Don't get me wrong, people can and do pack all kinds of crappy things in lunches for their kids (have you seen the latest configurations of Lunchables?).
But every a cursory reading of the parameters of the study, as mentioned in the article, makes the design look flawed at best. For example:
- "Researchers compared more than 750 school meals with more than 560 packed meals given to pre-K and kindergarten students in three schools, analyzing them for nutritional value over five days."
- As a whole, the packed lunches overall had more calories, fat, saturated fat, sugar, vitamin C and iron than school lunches. In addition, meals brought from home generally had less protein, sodium, fiber, vitamin A and calcium than school lunches, according to the study.
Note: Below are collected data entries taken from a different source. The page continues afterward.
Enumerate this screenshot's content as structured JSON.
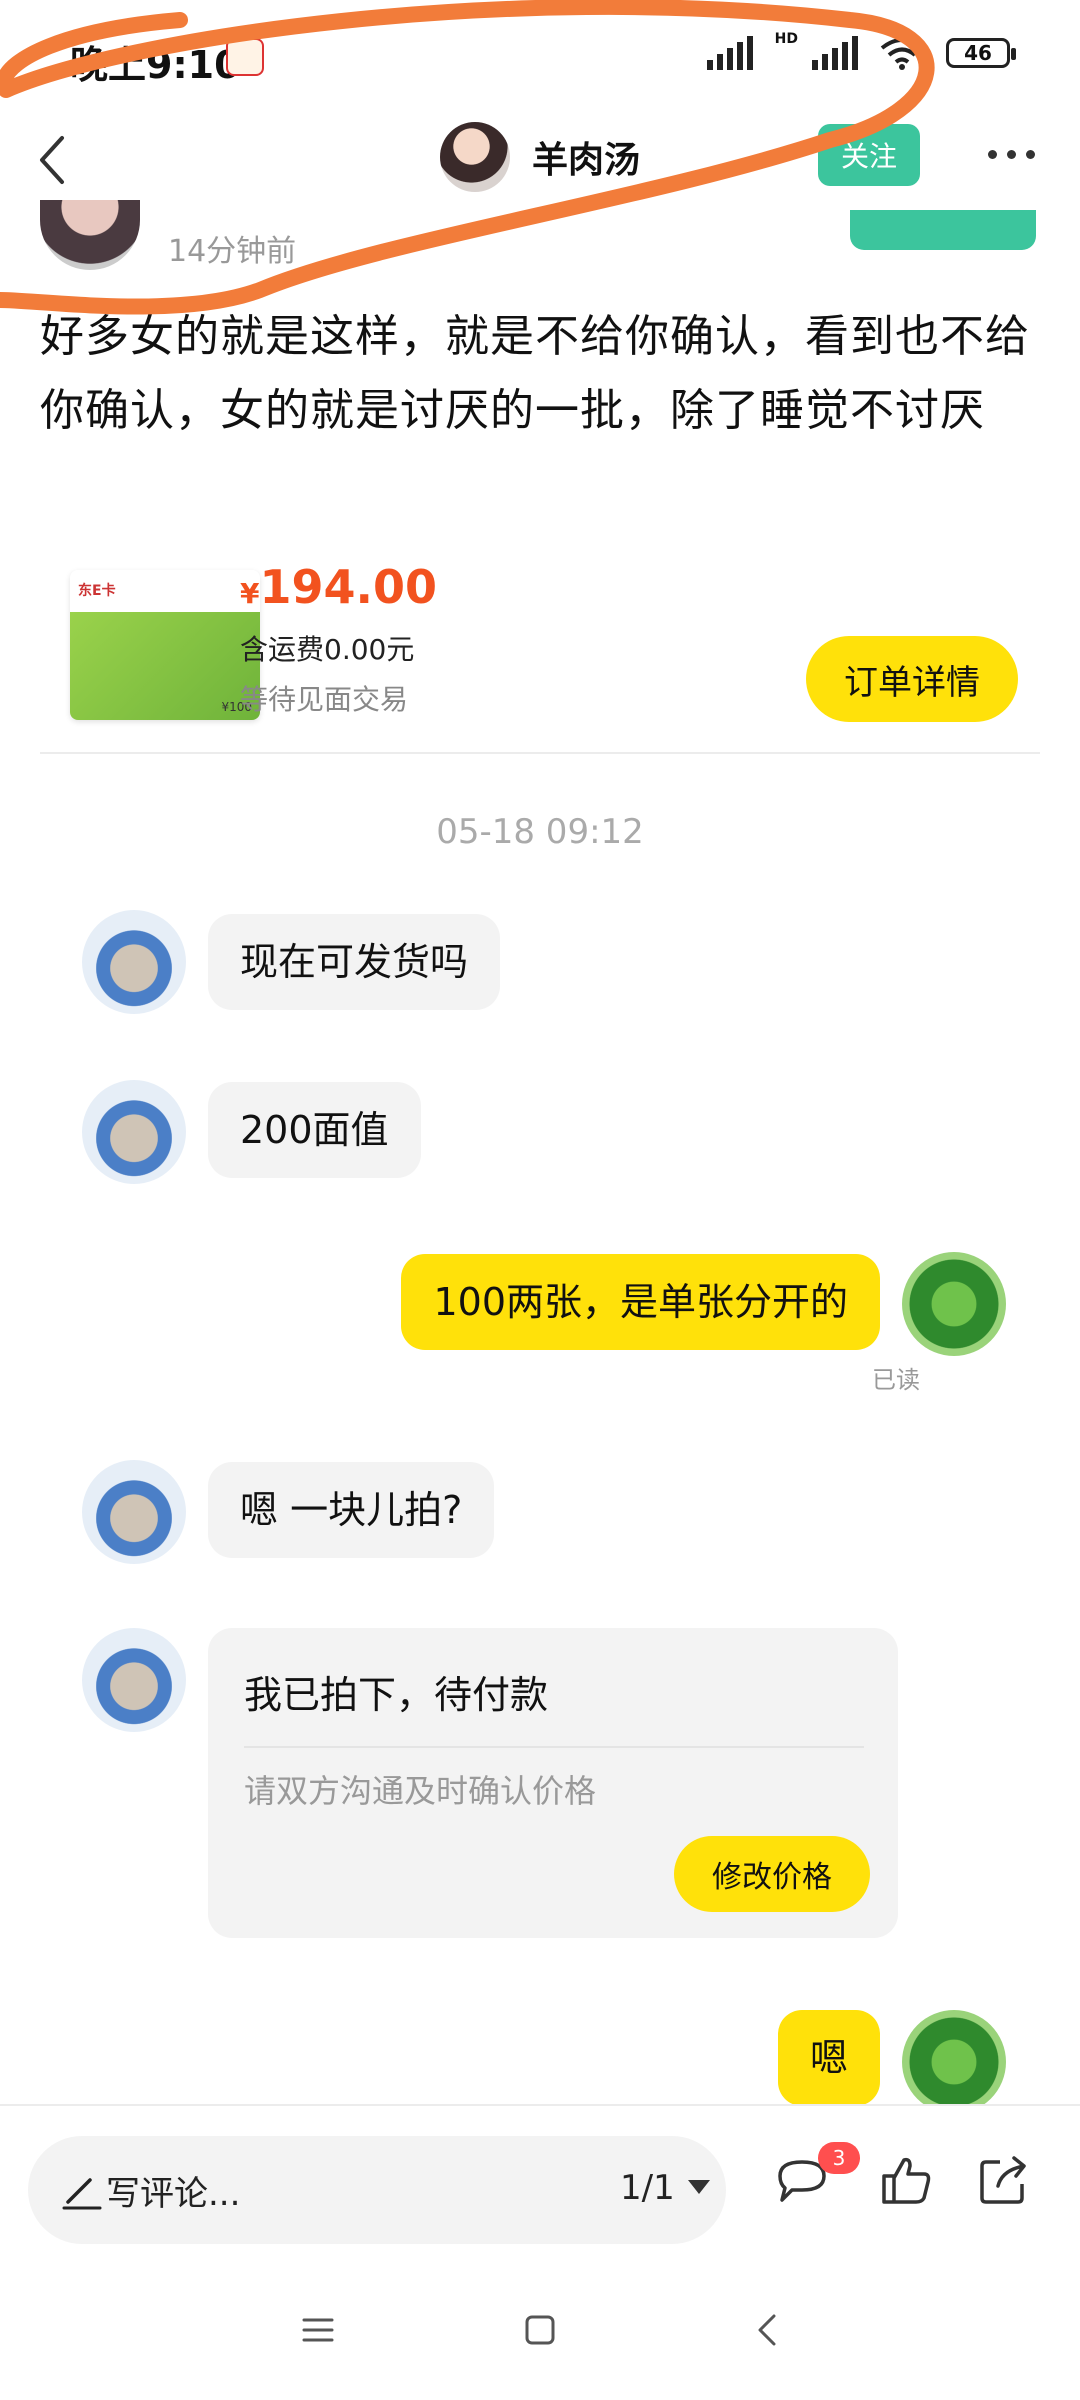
{
  "status_bar": {
    "time": "晚上9:10",
    "battery": "46",
    "network": "HD"
  },
  "header": {
    "title": "羊肉汤",
    "follow_label": "关注"
  },
  "post": {
    "time_ago": "14分钟前",
    "text": "好多女的就是这样，就是不给你确认，看到也不给你确认，女的就是讨厌的一批，除了睡觉不讨厌"
  },
  "order": {
    "card_brand": "东E卡",
    "card_value": "¥100",
    "currency": "¥",
    "price": "194.00",
    "shipping": "含运费0.00元",
    "status": "等待见面交易",
    "detail_button": "订单详情"
  },
  "chat": {
    "timestamp": "05-18 09:12",
    "messages": [
      {
        "side": "left",
        "text": "现在可发货吗"
      },
      {
        "side": "left",
        "text": "200面值"
      },
      {
        "side": "right",
        "text": "100两张，是单张分开的",
        "read": "已读"
      },
      {
        "side": "left",
        "text": "嗯 一块儿拍?"
      },
      {
        "side": "right",
        "text": "嗯"
      }
    ],
    "card_message": {
      "title": "我已拍下，待付款",
      "subtitle": "请双方沟通及时确认价格",
      "button": "修改价格"
    }
  },
  "bottom_bar": {
    "comment_placeholder": "写评论...",
    "page_indicator": "1/1",
    "comment_count": "3",
    "icons": [
      "pencil-icon",
      "comment-icon",
      "thumbs-up-icon",
      "share-icon"
    ]
  },
  "colors": {
    "accent_yellow": "#ffe10a",
    "follow_green": "#3cc59d",
    "price_orange": "#f2521f",
    "scribble": "#f27c3a"
  }
}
Shockingly, growing children require fat - lots of it! Vitamin C and iron are pretty important too. As for Vitamin A and calcium, which are supposedly higher in school-produced meals, they don't actually count if they're synthetic, which they are almost guaranteed to be in school food. - To analyze the nutritional content of the lunches, the researchers used the 2012-2013 National School Lunch Program Standards as a guide.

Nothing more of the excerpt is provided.